How does margin pledge work?
Below explained is the process for margin pledging:
Step 1: Make a request to your broker to pledge a specific number of securities
Step 2: Once your pledge request is submitted, the clearing corporation will send you a link to your registered mobile/email id
Step 3: Visit the link you have received on your registered mail ID or mobile number
Step 4: Once you click the link, the authentication process starts. The link will redirect you to the NSDL / CDSL webpage, where you are required to verify your PAN number or demat account number
Step 5: After verifying the details, click on generate OTP to authorise the pledge
Step 6: You will receive an OTP on your registered mail ID and mobile number
Step 7: Enter the OTP to authenticate your request on the NSDL / CDSL platform. You will receive a confirmation message for your pledging margin request, and the pledge request will take a couple of hours to be activated
New rules of margin pledging in 2020
- Stockbrokers have to collect upfront margins from traders for both buying and selling of securities. Failing to do so will attract a penalty
- The new system has put the power of attorney practice to an end. Traders can not give authority to the broker over their demat securities through POA, and it can’t be used for margin pledging anymore. A margin pledge is mandatory for traders to use the margin facility
- Besides the F&O segment, traders are required to pay margin upfront in the cash segment as well
Limitations and risks of margin pledge
- High-volume traders cannot quickly execute trades without a blocked amount towards margin commitments.
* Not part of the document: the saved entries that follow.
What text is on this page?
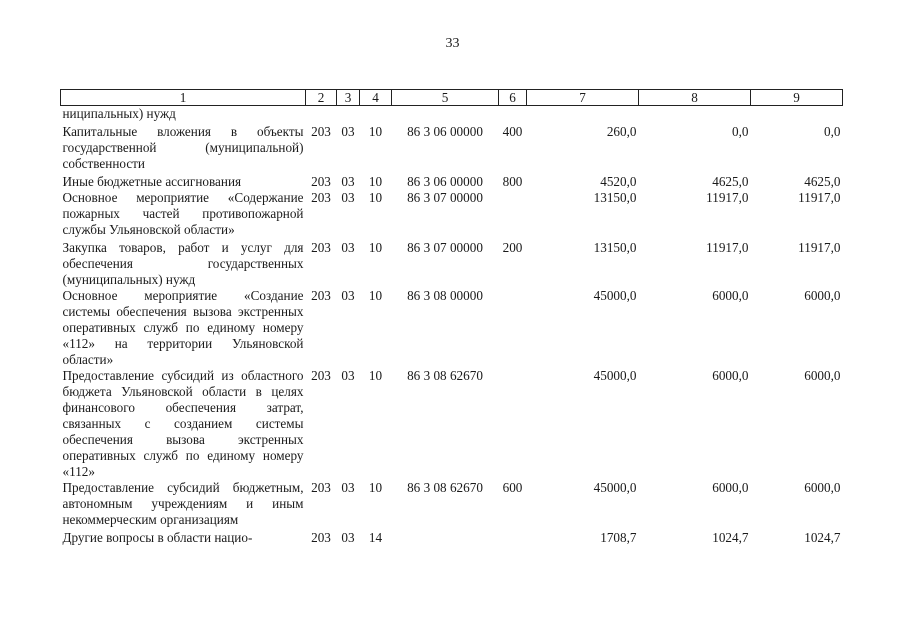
33
1	2	3	4	5	6	7	8	9
ниципальных) нужд								
Капитальные вложения в объекты государственной (муниципальной) собственности	203	03	10	86 3 06 00000	400	260,0	0,0	0,0
Иные бюджетные ассигнования	203	03	10	86 3 06 00000	800	4520,0	4625,0	4625,0
Основное мероприятие «Содержание пожарных частей противопожарной службы Ульяновской области»	203	03	10	86 3 07 00000		13150,0	11917,0	11917,0
Закупка товаров, работ и услуг для обеспечения государственных (муниципальных) нужд	203	03	10	86 3 07 00000	200	13150,0	11917,0	11917,0
Основное мероприятие «Создание системы обеспечения вызова экстренных оперативных служб по единому номеру «112» на территории Ульяновской области»	203	03	10	86 3 08 00000		45000,0	6000,0	6000,0
Предоставление субсидий из областного бюджета Ульяновской области в целях финансового обеспечения затрат, связанных с созданием системы обеспечения вызова экстренных оперативных служб по единому номеру «112»	203	03	10	86 3 08 62670		45000,0	6000,0	6000,0
Предоставление субсидий бюджетным, автономным учреждениям и иным некоммерческим организациям	203	03	10	86 3 08 62670	600	45000,0	6000,0	6000,0
Другие вопросы в области нацио-	203	03	14			1708,7	1024,7	1024,7
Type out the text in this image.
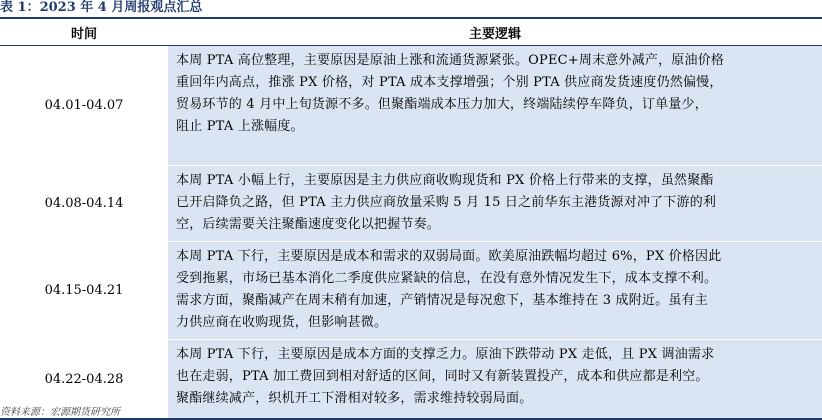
表 1：2023 年 4 月周报观点汇总
时间	主要逻辑
04.01-04.07
本周 PTA 高位整理，主要原因是原油上涨和流通货源紧张。OPEC+周末意外减产，原油价格
重回年内高点，推涨 PX 价格，对 PTA 成本支撑增强；个别 PTA 供应商发货速度仍然偏慢，
贸易环节的 4 月中上旬货源不多。但聚酯端成本压力加大，终端陆续停车降负，订单量少，
阻止 PTA 上涨幅度。
04.08-04.14
本周 PTA 小幅上行，主要原因是主力供应商收购现货和 PX 价格上行带来的支撑，虽然聚酯
已开启降负之路，但 PTA 主力供应商放量采购 5 月 15 日之前华东主港货源对冲了下游的利
空，后续需要关注聚酯速度变化以把握节奏。
04.15-04.21
本周 PTA 下行，主要原因是成本和需求的双弱局面。欧美原油跌幅均超过 6%，PX 价格因此
受到拖累，市场已基本消化二季度供应紧缺的信息，在没有意外情况发生下，成本支撑不利。
需求方面，聚酯减产在周末稍有加速，产销情况是每况愈下，基本维持在 3 成附近。虽有主
力供应商在收购现货，但影响甚微。
04.22-04.28
本周 PTA 下行，主要原因是成本方面的支撑乏力。原油下跌带动 PX 走低，且 PX 调油需求
也在走弱，PTA 加工费回到相对舒适的区间，同时又有新装置投产，成本和供应都是利空。
聚酯继续减产，织机开工下滑相对较多，需求维持较弱局面。
资料来源：宏源期货研究所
- One of the keys to providing liquidity in the market is big traders, as they trade big blocks of shares frequently. Volatility could increase in the stock market if high-volume traders cut back on their trading.
- In case a margin trader is unable to repay the margin, the stockbroker can sell the stocks to collect the debt.
The new margin pledging system does not leave any room for manipulation. Brokerages are the intermediaries between you and the stock exchanges and manage your funds and securities. Under the close monitoring system of SEBI and required reforms like margin pledges, stockbrokers can no longer misuse the ownership title of securities and margin funds.
Further, you are eligible to receive benefits from pledged stocks like bonuses, dividends, and rights, and so on. This way, the new pledging system benefits the interest of investors.